Von den 118 untersuchten Gefäßparametern zeigten sich 29 als besonders aussagekräftig, berichtet das Team im Fachjournal »Heart«. Veränderungen in der Gefäßdichte erhöhten das Schlaganfallrisiko um bis zu 19 Prozent, ein Rückgang in der Komplexität oder Verdrehung der Gefäße um bis zu 19,5 Prozent. »Dieser Netzhaut-Fingerabdruck, kombiniert mit den leicht verfügbaren Daten zu Alter und Geschlecht, ist genauso zuverlässig wie traditionelle Risikofaktoren allein«, schreiben die Forschenden.
Die Methode ist den Autoren zufolge gut geeignet, in der Primärversorgung oder in Regionen mit geringer medizinischer Infrastruktur eingesetzt zu werden. »Da Alter und Geschlecht leicht zugänglich sind und Netzhautparameter durch routinemäßige Fundusfotografie erhoben werden können, ist dies ein praktischer und einfach umsetzbarer Ansatz«, so ihr Fazit.

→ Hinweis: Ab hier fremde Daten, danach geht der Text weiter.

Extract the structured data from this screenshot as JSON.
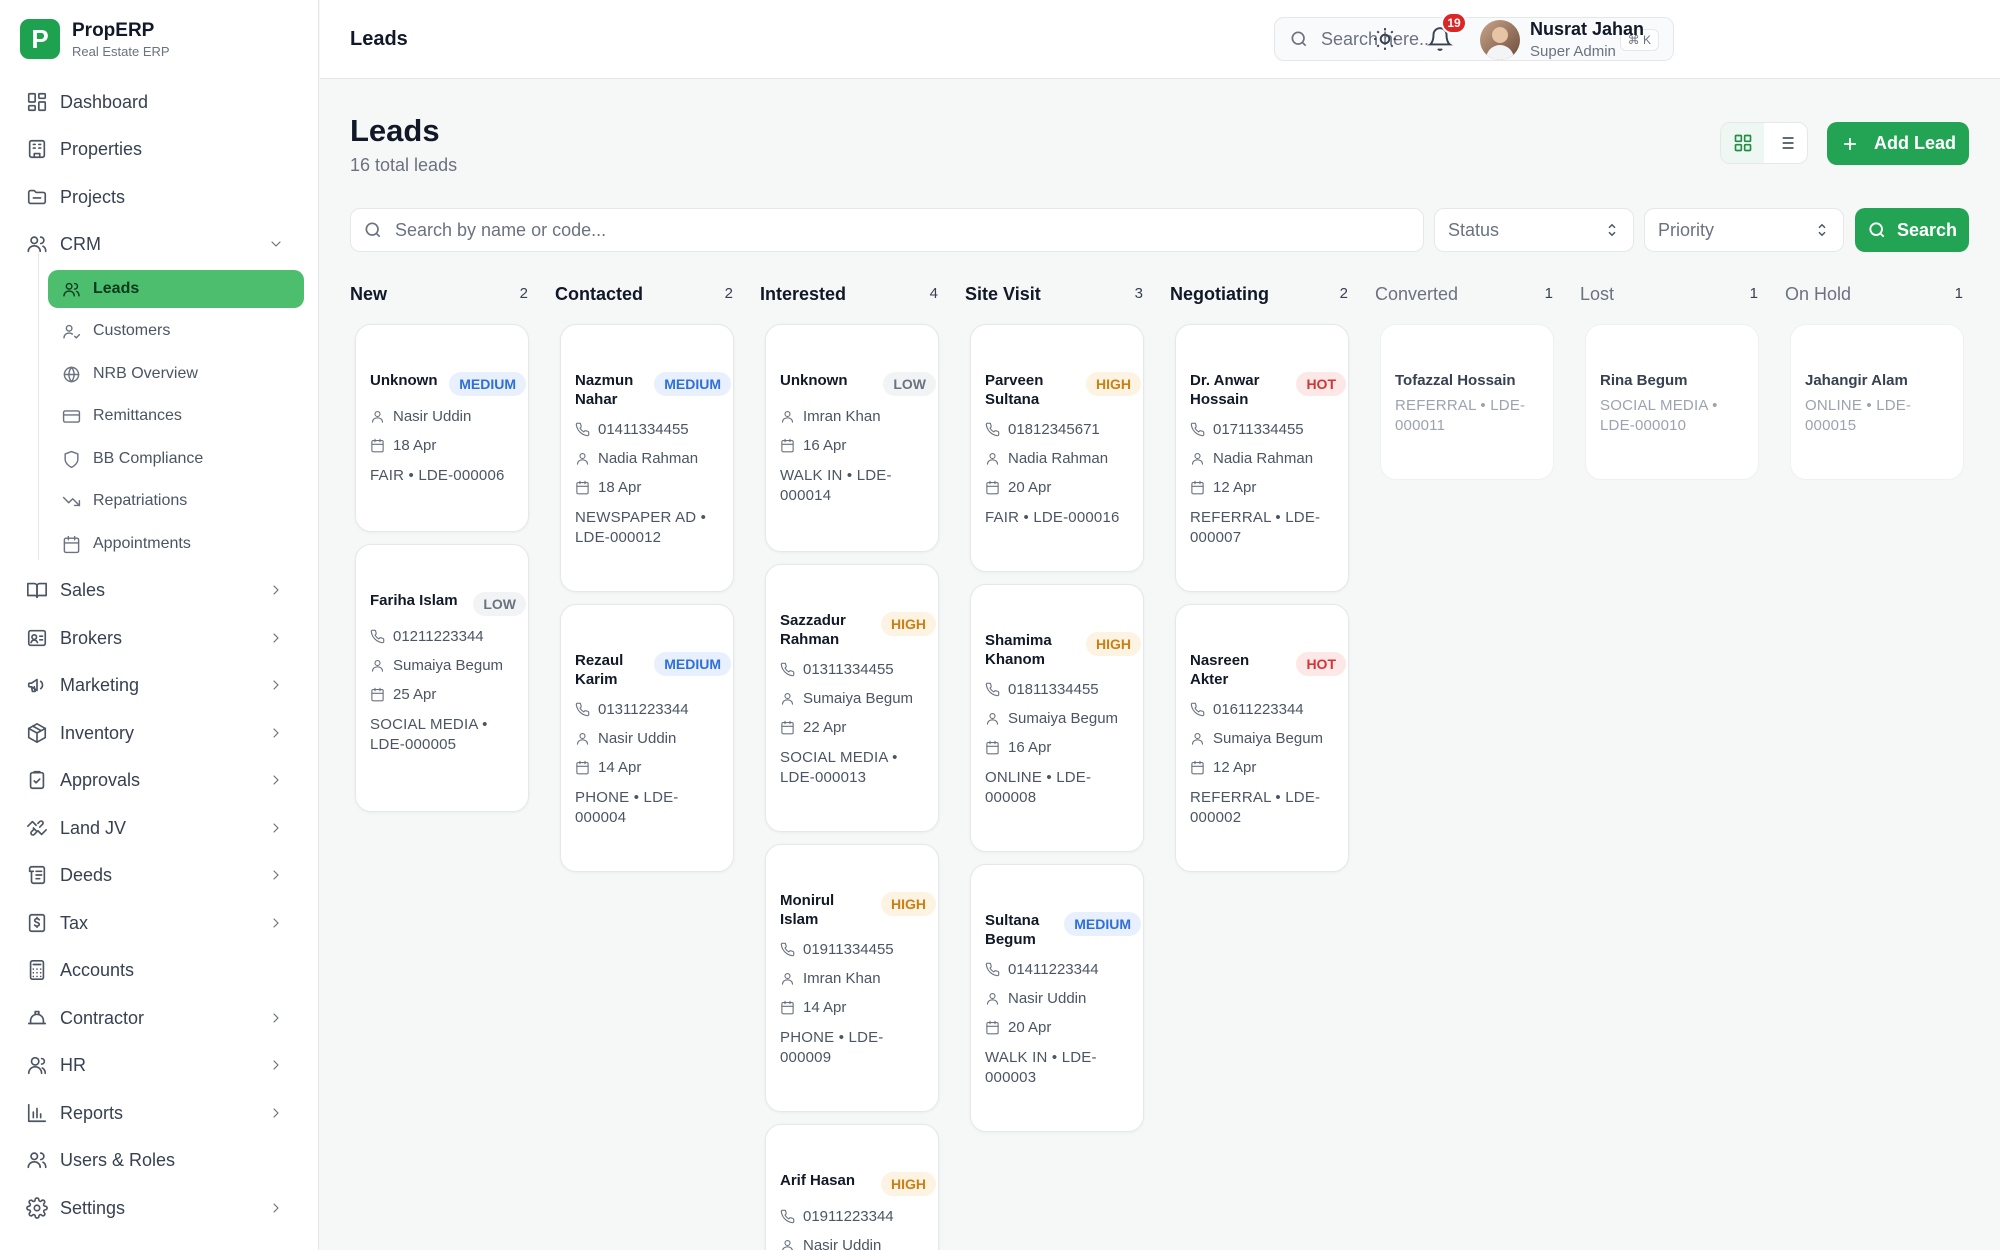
{
  "brand": {
    "name": "PropERP",
    "subtitle": "Real Estate ERP",
    "logo_letter": "P",
    "color": "#1fa24f"
  },
  "sidebar": {
    "items": [
      {
        "label": "Dashboard",
        "icon": "dashboard-icon"
      },
      {
        "label": "Properties",
        "icon": "building-icon"
      },
      {
        "label": "Projects",
        "icon": "folder-icon"
      },
      {
        "label": "CRM",
        "icon": "users-icon",
        "expanded": true
      },
      {
        "label": "Sales",
        "icon": "book-icon"
      },
      {
        "label": "Brokers",
        "icon": "id-card-icon"
      },
      {
        "label": "Marketing",
        "icon": "megaphone-icon"
      },
      {
        "label": "Inventory",
        "icon": "package-icon"
      },
      {
        "label": "Approvals",
        "icon": "clipboard-check-icon"
      },
      {
        "label": "Land JV",
        "icon": "handshake-icon"
      },
      {
        "label": "Deeds",
        "icon": "scroll-icon"
      },
      {
        "label": "Tax",
        "icon": "dollar-receipt-icon"
      },
      {
        "label": "Accounts",
        "icon": "calculator-icon"
      },
      {
        "label": "Contractor",
        "icon": "hard-hat-icon"
      },
      {
        "label": "HR",
        "icon": "user-group-icon"
      },
      {
        "label": "Reports",
        "icon": "bar-chart-icon"
      },
      {
        "label": "Users & Roles",
        "icon": "user-shield-icon"
      },
      {
        "label": "Settings",
        "icon": "gear-icon"
      }
    ],
    "crm_sub": [
      {
        "label": "Leads",
        "icon": "users-icon",
        "active": true
      },
      {
        "label": "Customers",
        "icon": "user-check-icon"
      },
      {
        "label": "NRB Overview",
        "icon": "globe-icon"
      },
      {
        "label": "Remittances",
        "icon": "credit-card-icon"
      },
      {
        "label": "BB Compliance",
        "icon": "shield-icon"
      },
      {
        "label": "Repatriations",
        "icon": "trend-down-icon"
      },
      {
        "label": "Appointments",
        "icon": "calendar-icon"
      }
    ]
  },
  "header": {
    "title": "Leads",
    "search_placeholder": "Search here...",
    "shortcut": "⌘ K",
    "notification_count": "19",
    "user_name": "Nusrat Jahan",
    "user_role": "Super Admin"
  },
  "page": {
    "title": "Leads",
    "subtitle": "16 total leads",
    "add_label": "Add Lead",
    "filter_placeholder": "Search by name or code...",
    "status_label": "Status",
    "priority_label": "Priority",
    "search_label": "Search"
  },
  "columns": [
    {
      "name": "New",
      "count": "2",
      "cards": [
        {
          "name": "Unknown",
          "priority": "MEDIUM",
          "agent": "Nasir Uddin",
          "date": "18 Apr",
          "meta": "FAIR • LDE-000006"
        },
        {
          "name": "Fariha Islam",
          "priority": "LOW",
          "phone": "01211223344",
          "agent": "Sumaiya Begum",
          "date": "25 Apr",
          "meta": "SOCIAL MEDIA • LDE-000005"
        }
      ]
    },
    {
      "name": "Contacted",
      "count": "2",
      "cards": [
        {
          "name": "Nazmun Nahar",
          "priority": "MEDIUM",
          "phone": "01411334455",
          "agent": "Nadia Rahman",
          "date": "18 Apr",
          "meta": "NEWSPAPER AD • LDE-000012"
        },
        {
          "name": "Rezaul Karim",
          "priority": "MEDIUM",
          "phone": "01311223344",
          "agent": "Nasir Uddin",
          "date": "14 Apr",
          "meta": "PHONE • LDE-000004"
        }
      ]
    },
    {
      "name": "Interested",
      "count": "4",
      "cards": [
        {
          "name": "Unknown",
          "priority": "LOW",
          "agent": "Imran Khan",
          "date": "16 Apr",
          "meta": "WALK IN • LDE-000014"
        },
        {
          "name": "Sazzadur Rahman",
          "priority": "HIGH",
          "phone": "01311334455",
          "agent": "Sumaiya Begum",
          "date": "22 Apr",
          "meta": "SOCIAL MEDIA • LDE-000013"
        },
        {
          "name": "Monirul Islam",
          "priority": "HIGH",
          "phone": "01911334455",
          "agent": "Imran Khan",
          "date": "14 Apr",
          "meta": "PHONE • LDE-000009"
        },
        {
          "name": "Arif Hasan",
          "priority": "HIGH",
          "phone": "01911223344",
          "agent": "Nasir Uddin"
        }
      ]
    },
    {
      "name": "Site Visit",
      "count": "3",
      "cards": [
        {
          "name": "Parveen Sultana",
          "priority": "HIGH",
          "phone": "01812345671",
          "agent": "Nadia Rahman",
          "date": "20 Apr",
          "meta": "FAIR • LDE-000016"
        },
        {
          "name": "Shamima Khanom",
          "priority": "HIGH",
          "phone": "01811334455",
          "agent": "Sumaiya Begum",
          "date": "16 Apr",
          "meta": "ONLINE • LDE-000008"
        },
        {
          "name": "Sultana Begum",
          "priority": "MEDIUM",
          "phone": "01411223344",
          "agent": "Nasir Uddin",
          "date": "20 Apr",
          "meta": "WALK IN • LDE-000003"
        }
      ]
    },
    {
      "name": "Negotiating",
      "count": "2",
      "cards": [
        {
          "name": "Dr. Anwar Hossain",
          "priority": "HOT",
          "phone": "01711334455",
          "agent": "Nadia Rahman",
          "date": "12 Apr",
          "meta": "REFERRAL • LDE-000007"
        },
        {
          "name": "Nasreen Akter",
          "priority": "HOT",
          "phone": "01611223344",
          "agent": "Sumaiya Begum",
          "date": "12 Apr",
          "meta": "REFERRAL • LDE-000002"
        }
      ]
    },
    {
      "name": "Converted",
      "count": "1",
      "cards": [
        {
          "name": "Tofazzal Hossain",
          "meta": "REFERRAL • LDE-000011"
        }
      ]
    },
    {
      "name": "Lost",
      "count": "1",
      "cards": [
        {
          "name": "Rina Begum",
          "meta": "SOCIAL MEDIA • LDE-000010"
        }
      ]
    },
    {
      "name": "On Hold",
      "count": "1",
      "cards": [
        {
          "name": "Jahangir Alam",
          "meta": "ONLINE • LDE-000015"
        }
      ]
    }
  ]
}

Dennoch bleiben Fragen offen. Die Studie ist rein beobachtend, sodass keine Rückschlüsse auf Kausalität möglich sind. Außerdem basiert sie fast ausschließlich auf Daten einer Ethnie, was die Übertragbarkeit auf andere ethnische Gruppen einschränken könnte. Weitere Evaluierungen der Methode sind also nötig.